Turkish poppies aren’t native to New Mexico and they don’t show up every single spring. When they do make an appearance, it’s usually for a couple of weeks — but this year they’ve bloomed for over a month.
I think their centers look like little iced cupcakes.1
The backlit poppy below is one of my favorites from this year. The flower petals are just translucent enough to make the colors really vivid, without the bright reflection in the straight-on shots above.
Claret cup cactus blossoms, which are native, generally make even more infrequent and briefer appearances than the poppies. With a single exception, all the claret cup cacti I’ve ever seen in the Sandia foothills are mounds no more than 2 feet in diameter, with most only about a foot wide.2
The one exception, which is 3-5 feet wide, is above. It lives roughly five yards off the trail I hike multiple times each week, year round,3 yet I never once noticed it until it burst into bloom about a month ago.
The blossoms are between one and two inches in diameter and stay open for only a few days.

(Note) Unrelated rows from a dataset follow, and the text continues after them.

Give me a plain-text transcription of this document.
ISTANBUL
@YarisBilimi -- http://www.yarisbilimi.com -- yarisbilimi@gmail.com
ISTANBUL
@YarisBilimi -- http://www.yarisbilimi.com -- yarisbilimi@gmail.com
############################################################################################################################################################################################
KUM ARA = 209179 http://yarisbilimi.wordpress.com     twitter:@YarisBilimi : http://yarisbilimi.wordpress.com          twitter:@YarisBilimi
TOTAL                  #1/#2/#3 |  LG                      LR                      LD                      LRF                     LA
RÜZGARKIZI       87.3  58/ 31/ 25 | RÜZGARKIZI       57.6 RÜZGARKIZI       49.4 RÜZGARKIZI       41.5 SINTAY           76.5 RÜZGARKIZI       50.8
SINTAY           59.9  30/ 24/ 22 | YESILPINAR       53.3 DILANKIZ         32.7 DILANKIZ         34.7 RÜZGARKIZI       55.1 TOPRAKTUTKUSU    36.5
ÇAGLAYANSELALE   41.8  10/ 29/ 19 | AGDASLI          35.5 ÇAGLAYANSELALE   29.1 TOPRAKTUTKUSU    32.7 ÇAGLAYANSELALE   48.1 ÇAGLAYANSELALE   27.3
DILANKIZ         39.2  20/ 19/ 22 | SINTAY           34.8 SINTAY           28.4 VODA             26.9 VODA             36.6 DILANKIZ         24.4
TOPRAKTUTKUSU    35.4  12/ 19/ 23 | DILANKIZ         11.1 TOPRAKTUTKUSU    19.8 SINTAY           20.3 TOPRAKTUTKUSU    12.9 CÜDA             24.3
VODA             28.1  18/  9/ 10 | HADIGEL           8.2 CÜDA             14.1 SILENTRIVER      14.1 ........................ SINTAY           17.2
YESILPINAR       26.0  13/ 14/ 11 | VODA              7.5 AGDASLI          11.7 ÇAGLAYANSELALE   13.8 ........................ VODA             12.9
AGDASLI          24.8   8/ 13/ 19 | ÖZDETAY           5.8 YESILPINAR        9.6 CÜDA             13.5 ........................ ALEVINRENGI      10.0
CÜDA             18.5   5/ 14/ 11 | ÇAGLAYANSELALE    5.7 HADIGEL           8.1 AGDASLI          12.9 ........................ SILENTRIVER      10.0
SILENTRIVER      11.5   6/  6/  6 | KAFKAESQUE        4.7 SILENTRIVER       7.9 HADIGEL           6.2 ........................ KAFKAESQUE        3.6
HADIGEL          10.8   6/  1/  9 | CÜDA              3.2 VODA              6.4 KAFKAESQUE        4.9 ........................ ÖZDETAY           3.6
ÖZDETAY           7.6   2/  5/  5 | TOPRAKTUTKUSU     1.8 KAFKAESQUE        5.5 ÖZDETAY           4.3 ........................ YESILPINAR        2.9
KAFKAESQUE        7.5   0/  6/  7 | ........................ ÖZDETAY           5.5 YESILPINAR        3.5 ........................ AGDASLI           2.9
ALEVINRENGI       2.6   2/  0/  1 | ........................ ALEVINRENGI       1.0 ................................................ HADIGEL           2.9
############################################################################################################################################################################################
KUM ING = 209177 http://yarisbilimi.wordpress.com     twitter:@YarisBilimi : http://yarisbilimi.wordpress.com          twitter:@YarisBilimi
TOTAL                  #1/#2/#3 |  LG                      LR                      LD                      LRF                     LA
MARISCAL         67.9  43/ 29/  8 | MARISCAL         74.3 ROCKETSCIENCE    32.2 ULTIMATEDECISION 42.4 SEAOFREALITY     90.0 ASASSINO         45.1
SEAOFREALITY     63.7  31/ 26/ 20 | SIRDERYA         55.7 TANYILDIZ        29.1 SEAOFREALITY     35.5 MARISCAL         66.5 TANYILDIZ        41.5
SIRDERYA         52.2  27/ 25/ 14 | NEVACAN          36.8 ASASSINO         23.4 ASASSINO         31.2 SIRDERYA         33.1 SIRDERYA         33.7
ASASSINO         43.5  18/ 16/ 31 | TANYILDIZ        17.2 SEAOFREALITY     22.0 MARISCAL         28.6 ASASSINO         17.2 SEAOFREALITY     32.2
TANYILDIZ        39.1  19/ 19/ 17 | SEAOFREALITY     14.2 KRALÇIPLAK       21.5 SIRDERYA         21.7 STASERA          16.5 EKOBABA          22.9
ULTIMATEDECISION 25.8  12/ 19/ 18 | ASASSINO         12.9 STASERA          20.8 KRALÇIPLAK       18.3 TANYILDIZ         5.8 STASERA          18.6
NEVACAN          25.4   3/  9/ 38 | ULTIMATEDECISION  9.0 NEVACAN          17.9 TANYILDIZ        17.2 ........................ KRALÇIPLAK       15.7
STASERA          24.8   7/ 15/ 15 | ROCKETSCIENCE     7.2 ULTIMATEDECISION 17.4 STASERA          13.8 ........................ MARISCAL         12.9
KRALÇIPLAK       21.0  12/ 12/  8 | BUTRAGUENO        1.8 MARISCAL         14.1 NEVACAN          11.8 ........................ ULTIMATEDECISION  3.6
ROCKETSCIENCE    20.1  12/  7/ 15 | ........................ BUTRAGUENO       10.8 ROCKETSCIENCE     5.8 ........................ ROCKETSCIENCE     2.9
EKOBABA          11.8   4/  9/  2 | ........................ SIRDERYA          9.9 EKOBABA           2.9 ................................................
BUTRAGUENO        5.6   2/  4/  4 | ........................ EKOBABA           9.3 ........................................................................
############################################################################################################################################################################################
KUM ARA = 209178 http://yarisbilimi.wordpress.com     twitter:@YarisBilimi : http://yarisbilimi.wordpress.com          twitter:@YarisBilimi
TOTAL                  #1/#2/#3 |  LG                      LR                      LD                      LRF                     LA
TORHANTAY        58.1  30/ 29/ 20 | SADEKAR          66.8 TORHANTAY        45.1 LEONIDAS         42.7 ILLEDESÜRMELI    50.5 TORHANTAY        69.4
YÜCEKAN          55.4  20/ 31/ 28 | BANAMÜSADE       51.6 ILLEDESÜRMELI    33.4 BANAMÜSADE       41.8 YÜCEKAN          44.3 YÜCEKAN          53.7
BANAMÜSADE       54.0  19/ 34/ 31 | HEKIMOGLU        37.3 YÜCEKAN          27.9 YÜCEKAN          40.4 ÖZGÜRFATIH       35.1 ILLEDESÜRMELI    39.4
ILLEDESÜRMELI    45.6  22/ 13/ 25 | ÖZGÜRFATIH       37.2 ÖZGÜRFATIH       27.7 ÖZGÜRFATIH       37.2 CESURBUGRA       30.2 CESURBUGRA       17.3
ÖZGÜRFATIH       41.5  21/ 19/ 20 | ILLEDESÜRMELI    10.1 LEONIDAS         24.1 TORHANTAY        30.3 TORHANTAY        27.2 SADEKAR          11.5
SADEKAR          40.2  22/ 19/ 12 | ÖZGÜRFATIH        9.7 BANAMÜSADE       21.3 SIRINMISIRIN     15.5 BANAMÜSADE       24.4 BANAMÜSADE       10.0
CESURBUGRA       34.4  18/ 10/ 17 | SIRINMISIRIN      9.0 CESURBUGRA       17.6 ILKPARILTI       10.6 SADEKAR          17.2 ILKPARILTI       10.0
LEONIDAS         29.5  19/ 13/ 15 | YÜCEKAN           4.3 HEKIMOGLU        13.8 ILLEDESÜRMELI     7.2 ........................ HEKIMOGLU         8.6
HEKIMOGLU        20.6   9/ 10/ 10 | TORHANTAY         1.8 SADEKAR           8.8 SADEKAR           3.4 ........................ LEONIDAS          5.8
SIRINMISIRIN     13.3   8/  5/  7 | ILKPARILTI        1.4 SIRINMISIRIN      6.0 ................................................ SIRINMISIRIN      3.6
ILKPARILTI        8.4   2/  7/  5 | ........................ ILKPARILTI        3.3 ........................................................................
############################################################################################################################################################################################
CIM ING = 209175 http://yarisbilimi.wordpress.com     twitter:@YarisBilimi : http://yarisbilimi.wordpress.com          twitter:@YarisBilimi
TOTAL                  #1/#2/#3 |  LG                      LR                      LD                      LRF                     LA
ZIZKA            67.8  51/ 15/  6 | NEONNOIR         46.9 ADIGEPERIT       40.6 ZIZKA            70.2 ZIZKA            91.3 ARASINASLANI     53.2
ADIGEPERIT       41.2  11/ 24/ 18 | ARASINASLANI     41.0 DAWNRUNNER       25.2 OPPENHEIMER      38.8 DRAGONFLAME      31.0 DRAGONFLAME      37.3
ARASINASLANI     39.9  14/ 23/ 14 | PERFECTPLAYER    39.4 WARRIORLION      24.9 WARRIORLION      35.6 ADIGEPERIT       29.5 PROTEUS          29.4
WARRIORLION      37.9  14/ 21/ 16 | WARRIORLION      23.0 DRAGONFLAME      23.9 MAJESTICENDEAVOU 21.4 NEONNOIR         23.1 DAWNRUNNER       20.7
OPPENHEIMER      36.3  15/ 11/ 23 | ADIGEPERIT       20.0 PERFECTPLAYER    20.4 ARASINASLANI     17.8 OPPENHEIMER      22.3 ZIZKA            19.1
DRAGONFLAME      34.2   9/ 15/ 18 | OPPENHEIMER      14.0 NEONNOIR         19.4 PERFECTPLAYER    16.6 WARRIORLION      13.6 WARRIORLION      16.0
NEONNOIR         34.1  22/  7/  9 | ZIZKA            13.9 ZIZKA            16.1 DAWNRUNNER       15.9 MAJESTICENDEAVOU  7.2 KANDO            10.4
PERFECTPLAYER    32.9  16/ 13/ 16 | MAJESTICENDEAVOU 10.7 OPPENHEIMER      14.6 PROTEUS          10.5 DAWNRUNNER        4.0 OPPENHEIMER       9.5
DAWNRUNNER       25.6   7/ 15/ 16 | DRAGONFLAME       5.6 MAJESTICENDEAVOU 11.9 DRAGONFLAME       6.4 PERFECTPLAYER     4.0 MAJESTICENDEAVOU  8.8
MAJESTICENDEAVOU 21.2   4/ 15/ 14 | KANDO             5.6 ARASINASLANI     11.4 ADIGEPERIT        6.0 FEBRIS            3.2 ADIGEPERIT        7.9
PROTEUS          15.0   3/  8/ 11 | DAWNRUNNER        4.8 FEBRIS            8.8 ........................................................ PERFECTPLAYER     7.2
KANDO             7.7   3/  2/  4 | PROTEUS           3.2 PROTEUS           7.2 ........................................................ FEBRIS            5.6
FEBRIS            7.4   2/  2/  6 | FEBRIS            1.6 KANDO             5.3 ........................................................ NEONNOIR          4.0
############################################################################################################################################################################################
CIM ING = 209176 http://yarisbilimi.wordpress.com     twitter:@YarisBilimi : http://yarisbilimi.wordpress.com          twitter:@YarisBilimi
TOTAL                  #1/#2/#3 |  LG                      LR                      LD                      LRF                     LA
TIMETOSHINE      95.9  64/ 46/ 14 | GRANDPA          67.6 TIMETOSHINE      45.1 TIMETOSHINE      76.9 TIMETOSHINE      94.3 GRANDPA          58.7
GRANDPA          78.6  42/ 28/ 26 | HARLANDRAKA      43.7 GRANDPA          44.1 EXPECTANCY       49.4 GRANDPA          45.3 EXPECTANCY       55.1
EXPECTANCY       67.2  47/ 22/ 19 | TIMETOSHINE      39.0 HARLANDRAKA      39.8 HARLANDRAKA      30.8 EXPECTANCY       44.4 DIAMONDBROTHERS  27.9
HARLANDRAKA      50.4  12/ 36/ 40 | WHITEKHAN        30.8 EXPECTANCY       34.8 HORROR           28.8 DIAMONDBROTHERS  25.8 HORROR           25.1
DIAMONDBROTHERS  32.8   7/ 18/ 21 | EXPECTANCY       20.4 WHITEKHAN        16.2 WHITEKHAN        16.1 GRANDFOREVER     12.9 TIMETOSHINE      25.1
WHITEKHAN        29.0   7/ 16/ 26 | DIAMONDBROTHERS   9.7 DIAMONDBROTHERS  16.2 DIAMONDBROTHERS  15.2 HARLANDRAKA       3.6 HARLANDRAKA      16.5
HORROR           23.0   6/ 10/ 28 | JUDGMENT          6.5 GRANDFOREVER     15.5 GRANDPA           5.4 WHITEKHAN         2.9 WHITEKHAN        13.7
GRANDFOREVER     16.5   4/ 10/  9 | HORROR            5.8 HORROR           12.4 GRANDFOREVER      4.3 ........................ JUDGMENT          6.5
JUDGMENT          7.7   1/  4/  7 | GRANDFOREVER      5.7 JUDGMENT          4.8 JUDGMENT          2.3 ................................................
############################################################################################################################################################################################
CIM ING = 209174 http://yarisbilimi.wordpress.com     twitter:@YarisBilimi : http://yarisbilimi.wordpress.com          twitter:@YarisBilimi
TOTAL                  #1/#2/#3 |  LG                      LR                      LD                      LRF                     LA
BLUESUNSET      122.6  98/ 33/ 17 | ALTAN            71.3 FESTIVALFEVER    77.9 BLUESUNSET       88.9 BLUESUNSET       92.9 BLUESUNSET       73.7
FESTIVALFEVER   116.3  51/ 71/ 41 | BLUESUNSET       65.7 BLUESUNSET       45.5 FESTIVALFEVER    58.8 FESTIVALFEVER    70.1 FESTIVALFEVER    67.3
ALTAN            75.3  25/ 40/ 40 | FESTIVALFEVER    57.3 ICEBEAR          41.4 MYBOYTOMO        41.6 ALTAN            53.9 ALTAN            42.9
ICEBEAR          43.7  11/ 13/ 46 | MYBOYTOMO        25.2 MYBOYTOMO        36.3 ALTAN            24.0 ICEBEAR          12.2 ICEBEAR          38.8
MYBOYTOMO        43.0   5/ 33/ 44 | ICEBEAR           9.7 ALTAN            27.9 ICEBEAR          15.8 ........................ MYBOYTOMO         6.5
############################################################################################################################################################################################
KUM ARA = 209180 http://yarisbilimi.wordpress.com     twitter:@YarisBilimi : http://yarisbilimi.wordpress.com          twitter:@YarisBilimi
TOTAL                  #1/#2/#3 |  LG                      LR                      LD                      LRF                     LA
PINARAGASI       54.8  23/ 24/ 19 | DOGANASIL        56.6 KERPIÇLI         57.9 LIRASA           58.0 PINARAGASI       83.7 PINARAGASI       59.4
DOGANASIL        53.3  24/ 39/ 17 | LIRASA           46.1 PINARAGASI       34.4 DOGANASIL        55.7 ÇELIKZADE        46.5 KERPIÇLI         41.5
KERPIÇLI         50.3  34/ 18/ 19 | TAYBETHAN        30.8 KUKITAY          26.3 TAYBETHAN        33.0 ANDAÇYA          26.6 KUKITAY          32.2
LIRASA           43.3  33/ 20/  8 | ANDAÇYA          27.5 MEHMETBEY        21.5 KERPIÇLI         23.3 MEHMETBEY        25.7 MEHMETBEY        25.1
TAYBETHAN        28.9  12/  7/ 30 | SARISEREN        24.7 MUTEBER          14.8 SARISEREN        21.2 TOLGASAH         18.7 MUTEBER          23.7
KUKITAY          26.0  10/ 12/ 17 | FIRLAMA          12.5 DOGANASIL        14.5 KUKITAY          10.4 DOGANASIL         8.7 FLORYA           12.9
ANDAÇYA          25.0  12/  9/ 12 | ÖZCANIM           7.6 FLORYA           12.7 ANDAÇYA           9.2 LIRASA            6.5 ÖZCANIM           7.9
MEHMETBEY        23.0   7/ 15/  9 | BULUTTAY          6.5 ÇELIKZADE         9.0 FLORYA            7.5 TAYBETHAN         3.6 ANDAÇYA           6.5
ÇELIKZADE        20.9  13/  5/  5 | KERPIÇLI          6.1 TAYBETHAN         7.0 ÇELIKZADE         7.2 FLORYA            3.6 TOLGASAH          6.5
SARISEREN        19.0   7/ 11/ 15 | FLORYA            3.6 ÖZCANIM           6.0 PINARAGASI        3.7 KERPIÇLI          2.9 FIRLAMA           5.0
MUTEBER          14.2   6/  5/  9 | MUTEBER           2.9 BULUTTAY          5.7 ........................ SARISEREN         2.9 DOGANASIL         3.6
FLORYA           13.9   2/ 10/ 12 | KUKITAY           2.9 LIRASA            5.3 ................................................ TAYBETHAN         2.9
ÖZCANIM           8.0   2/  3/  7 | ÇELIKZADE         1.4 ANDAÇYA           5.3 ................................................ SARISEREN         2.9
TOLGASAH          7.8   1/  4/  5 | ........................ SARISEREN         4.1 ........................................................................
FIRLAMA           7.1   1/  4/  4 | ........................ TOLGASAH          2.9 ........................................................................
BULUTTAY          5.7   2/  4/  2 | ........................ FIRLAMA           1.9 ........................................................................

Here’s one more photo of a poppy, looking quite a bit like a cup itself, with a blur of yellow wildflowers in the background.
I take most of these foothill photos on morning walks prior to breakfast … so it’s quite possible that hunger influences my perceptions.
It’s an unofficial trail on the north side of a canyon. Its southern exposure prevents snow from accumulating on it in the winter and, if I get out early enough in the summer, the mountains to the east keep it in shadow longer than most of the rest of the canyon.
Love these red beauties! Thanks!
Such perfect clarity - beautiful photos of the natural gifts of the Sandia.